A Bollington burglar who targeted a pensioner’s home has been jailed.
Simon Walmsley, of Elmsway, broke into the elderly victim’s property in Oak Lane, Kerridge, twice in six weeks, stealing a quantity of jewellery on both occasions.
The 56-year-old was caught as a result of the victim’s family having CCTV installed, following the first burglary on the night of Saturday 4 July.
When Walmsley broke into the property again on the night of Saturday 15 August, he was seen searching the victim’s bedroom as they slept, rummaging through their drawers and cupboards.
After the elderly couple woke, Walmsley fled, but identified by the CCTV cameras he was spotted by police a month later in a Bollington bus shelter.
During a search of his home items of jewellery stolen during the burglaries were recovered.
Walmsley pleaded guilty to two counts of burglary and was jailed for four years.
Detective Sergeant Dave Jarvis, who led the investigation at Macclesfield Local Policing Unit’s burglary team, said: “Burglary is a serious crime in which victims are targeted in their own home, which is the place they should be able to feel most safe.
“What makes Simon Walmsley’s offending particular deplorable is the fact that he targeted the home of a vulnerable pensioner whilst they were inside it, on two separate occasions.
“After breaking into the property and stealing a quantity of jewellery as the victim slept, he did so again six weeks later. On the second occasion he woke the victim up whilst conducting an untidy search of their bedroom.

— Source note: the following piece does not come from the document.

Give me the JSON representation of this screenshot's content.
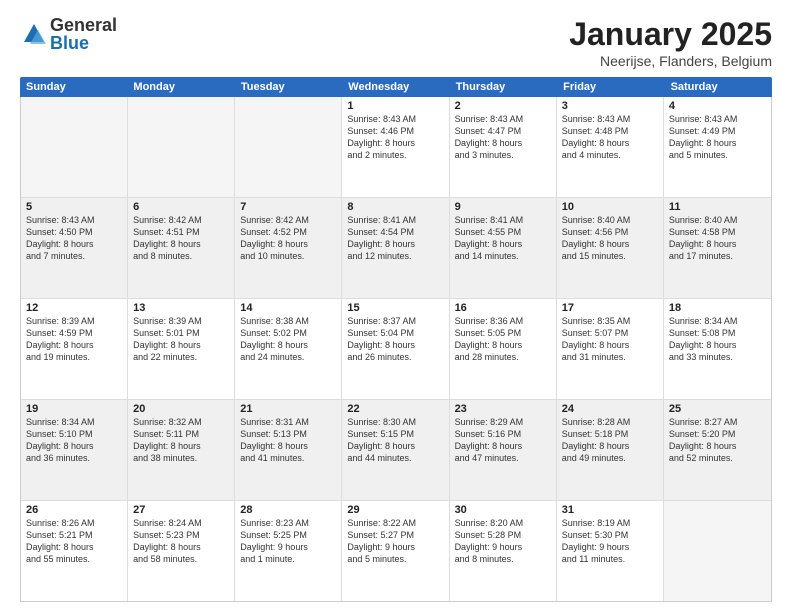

“Thankfully, the victim’s family had taken our advice by installing CCTV at the address and we were able to identify Walmsley as the offender from the resulting footage of the second burglary. He is now behind bars facing the consequences of his actions.
“I hope that the prison sentence imposed by the courts deters him and others from committing similar offences in the future and that it gives some closure to the victim and enables them to move forward with their life.”
Walmsley was also ordered to pay a £190 victim surcharge.